Labour is necessary in all things, and riches sometimes come from small beginnings.
A badly kept house leads to a ruined one.
When the tongue is busy the hands are idle.
The bellman of a village makes more noise than he does work.
Speak little, but speak well: great talkers often talk nonsense.
The past gives lessons to the future.
Trifles may produce great happiness or great misery.
He who does nothing for himself ought not to depend upon others.
He who depends solely upon hope will come to want: dependence should be upon exertions.
Industry pays debts: idleness causes them.
A prudent wife is a treasure, and an active one is worth her weight in gold.
To do a thing once cannot be called a habit, but by being repeated it becomes one.
A bad habit is more easily conquered to-day than to-morrow.
All comes from the earth and all returns to it: labour and knowledge increase its produce.

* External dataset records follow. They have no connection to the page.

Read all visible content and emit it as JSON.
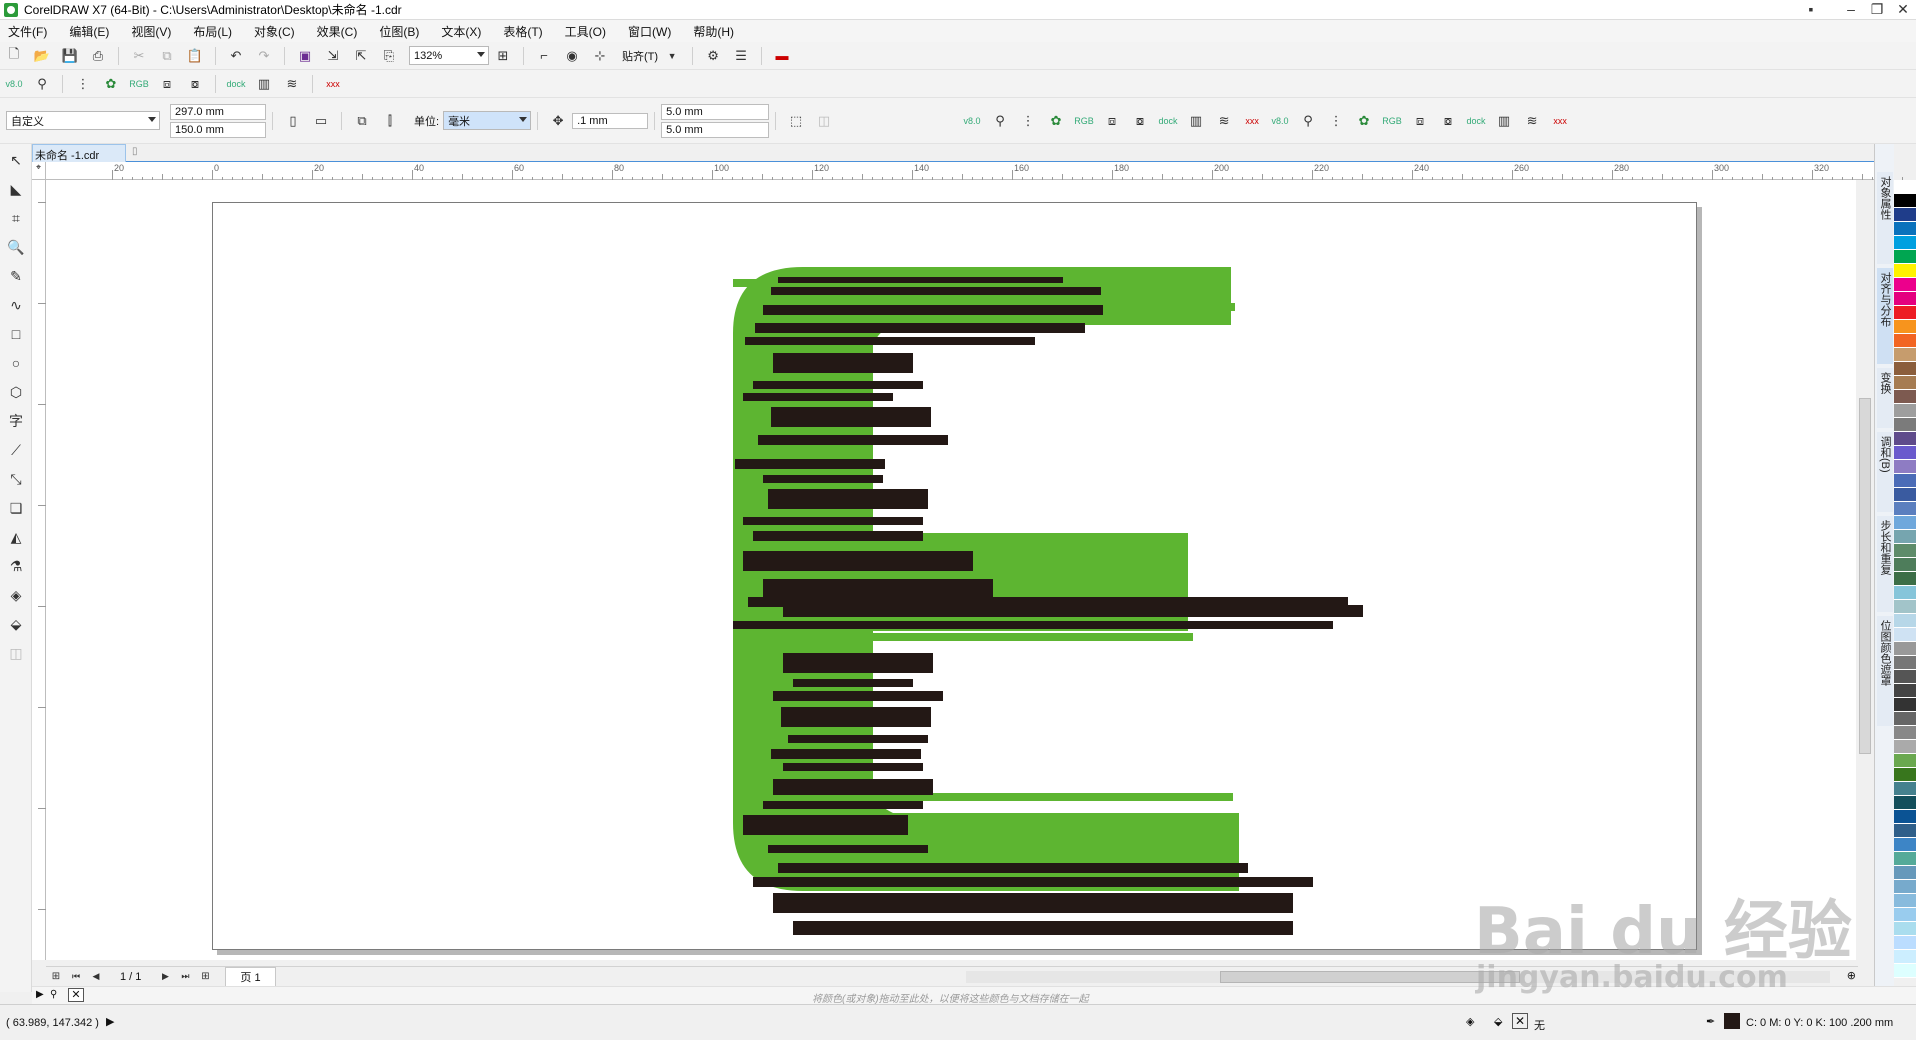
{
  "window": {
    "title": "CorelDRAW X7 (64-Bit) - C:\\Users\\Administrator\\Desktop\\未命名 -1.cdr",
    "controls": [
      "minimize",
      "restore",
      "close"
    ]
  },
  "menu": [
    "文件(F)",
    "编辑(E)",
    "视图(V)",
    "布局(L)",
    "对象(C)",
    "效果(C)",
    "位图(B)",
    "文本(X)",
    "表格(T)",
    "工具(O)",
    "窗口(W)",
    "帮助(H)"
  ],
  "standard_toolbar": {
    "zoom": "132%",
    "snap_label": "贴齐(T)"
  },
  "property_bar": {
    "preset": "自定义",
    "width": "297.0 mm",
    "height": "150.0 mm",
    "units_label": "单位:",
    "units": "毫米",
    "nudge": ".1 mm",
    "dup_x": "5.0 mm",
    "dup_y": "5.0 mm"
  },
  "document": {
    "tab": "未命名 -1.cdr"
  },
  "ruler": {
    "h_labels": [
      "20",
      "0",
      "20",
      "40",
      "60",
      "80",
      "100",
      "120",
      "140",
      "160",
      "180",
      "200",
      "220",
      "240",
      "260",
      "280",
      "300",
      "320"
    ],
    "units": "毫米"
  },
  "dockers": [
    "对象属性",
    "对齐与分布",
    "变换",
    "调和(B)",
    "步长和重复",
    "位图颜色遮罩"
  ],
  "page_nav": {
    "counter": "1 / 1",
    "page_tab": "页 1"
  },
  "color_dock_hint": "将颜色(或对象)拖动至此处，以便将这些颜色与文档存储在一起",
  "status": {
    "coords": "( 63.989, 147.342 )",
    "fill": "无",
    "outline": "C: 0 M: 0 Y: 0 K: 100  .200 mm"
  },
  "watermark": {
    "brand": "Bai du 经验",
    "url": "jingyan.baidu.com"
  },
  "colors": {
    "green": "#5db531",
    "dark": "#231815",
    "accent": "#4a90d9"
  },
  "palette": [
    "#ffffff",
    "#000000",
    "#1f3d8a",
    "#0a72bc",
    "#00a0e0",
    "#00a651",
    "#fff200",
    "#ec008c",
    "#e4007f",
    "#ed1c24",
    "#f7941d",
    "#f26522",
    "#c69c6d",
    "#8b5e3c",
    "#a67c52",
    "#7d5a50",
    "#9e9e9e",
    "#7b7b7b",
    "#5f4b8b",
    "#6a5acd",
    "#8e7cc3",
    "#4b6cb7",
    "#3a5ba0",
    "#5b7fbf",
    "#6fa8dc",
    "#76a5af",
    "#5e8c6a",
    "#4e7d5b",
    "#3c6e47",
    "#86c5da",
    "#a2c4c9",
    "#b7d7e8",
    "#cfe2f3",
    "#999999",
    "#777777",
    "#555555",
    "#444444",
    "#333333",
    "#666666",
    "#888888",
    "#aaaaaa",
    "#6aa84f",
    "#38761d",
    "#45818e",
    "#134f5c",
    "#0b5394",
    "#2f5f8a",
    "#3d85c6",
    "#5a9",
    "#69b",
    "#7ac",
    "#8bd",
    "#9ce",
    "#ade",
    "#bdf",
    "#cef",
    "#dff"
  ]
}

If you cheat the ground it will cheat you: it will give interest for a loan, but gives nothing for nothing.
Instruction is the ornament of the rich and the wealth of the poor.
Instruction is a treasure – labour is the key to it.
With the poor, subsistence depends on the hands, but the head must guide them.
Economy is useful to the rich, but necessary to the poor.
Without economy a man may labour all his life, yet be poorer at the end than at the beginning.
The prudent and careful man increases his store: the idle aud dissipated waste it.
It is better to go to bed supperless than to awake in debt. The first thing saved is the first thing gained.
He who every day has the power of spending has also every day the power of saving.
Let nothing be lost which might be useful to man, animals, or the ground.
More may be lost by one day’s negligence than may be gained by a week’s labour.
Where one may gain, many may be ruined by too often frequenting fairs and markets without real business…
Legal Brevities. — A note dated on Sunday is void. A note obtained by fraud, or from one intoxicated, is void. If a note be lost or stolen, it does not release the maker, he must pay it. An endorser of a note is exempt from liability, if not served with notice of its dishonour within twenty-four hours of its non-payment. A note by a minor is void. Notes bear interest only when so stated. Principals are responsible for their agents. Each individual in partnership is responsible for the whole amount of the debts of the firm. Ignorance of this law excuses no one. It is a fraud to conceal a fraud. It is illegal to compound a felony. The law compels no one to do impossibilities. An agreement without a consideration is void. Signatures in lead pencil are good in law. A receipt for money is not legally conclusive. The acts of one partner bind all the others. Contracts made on Sunday cannot be enforced. A contract with a minor is void. A contract made with a lunatic is void. Written contracts concerning land must be under seal.
“Trifles may produce great happiness or great misery.” I would suggest buying them in the supermarket, to avoid the latter outcome.